Yuro ging schon auf sie zu und geleitete Rabea zu ihrem Platz. Sie trug nun ein schwarzes Gewand mit zahlreichen Verzierungen, welche den Anblick der Frau in Kombination mit ihrer weißen Haut und den eisblauen Augen nur noch atemberaubender machte. Das Mädchen trug Ähnliches, nur verliehen ihrem Aufzug die silbernen Haare die Besonderheit. Sie passten gut zum Rest der Kleidung.

Rabea setzte sich auf den Platz direkt neben dem Kopf der Tafel und zischte in Richtung ihres Kindes: "Jetzt benimm' dich!"

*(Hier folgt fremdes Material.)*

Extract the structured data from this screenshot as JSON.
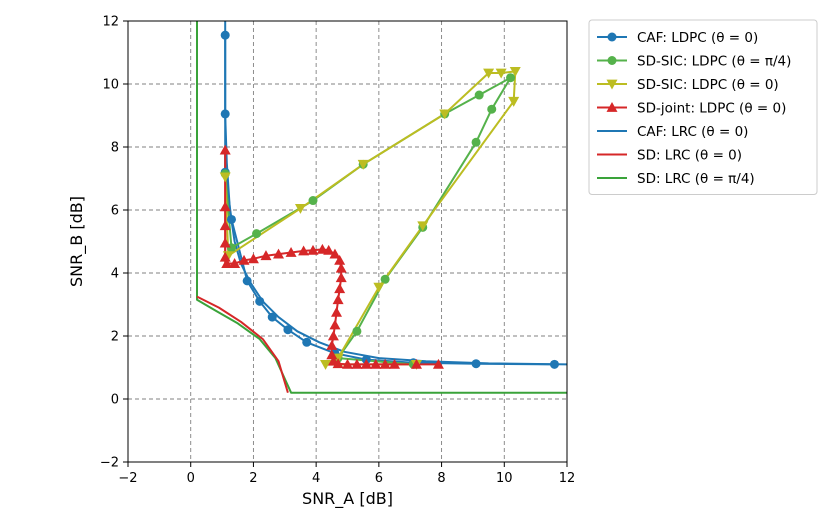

Dieses gehorchte und setzte sich neben ihre Mutter, an Liliths Tafelende. Als letztes setzte sich Yuro und hob seinen Weinkelch.

Ein Diener füllte die Kelche von Rabea und Lilith und sie beide hoben ihre Kelche auch.

"Auf dass Euer Aufenthalt in Arborea und auch unsere Verhandlungen gesegnet seien."

Rabea nickte zustimmend und sie tranken einen Schluck. Auch, wenn das Getränk am Anfang etwas im Hals brannte, war es eine angenehme Erfahrung.

Das warme und angenehme Gefühl in ihrer Brust flüsterte ihr zu, sie solle sich beruhigen und nicht so angespannt sein. Auch, wenn alle Sinne ihr das Gegenteil zu schrien, versuchte sie, sich zu beruhigen und sich mehr auf das Essen zu konzentrieren. Unauffälligkeit musste schließlich unauffällig sein, sonst wäre der Sinn verfehlt.

Als Lilith sich wahllos etwas Fleisch eines unbekannten Vogels von einem Tablett mit ihrer Gabel aufspießte und auf ihren eigenen Teller fallen ließ, um es mit dem Messer zu bearbeiten, bemerkte sie den Blick des Mädchens. Er war wahrscheinlich schon länger auf sie gerichtet. Ihre Blicke trafen sich kurz und Lilith wandte sich wieder ab, um sich eine Gabel mit Fleisch in den Mund zu stecken.

Trotzdem kam sie nicht gegen das Verlangen an, unauffällig in die Richtung des Mädchens zu schauen. Die Prinzessin starrte sie immer noch an.

Lilith schluckte hinunter und erwiderte etwas unsicher den Blick. Nach einigen Herzschlägen sagte das Mädchen etwas, sich zum ersten Mal leicht schüchtern abwendend.

"Du hast schöne Haare."

Lilith konnte sich ein verlegenes Lächeln nicht verkneifen. "D-Danke sehr, Prinzessin."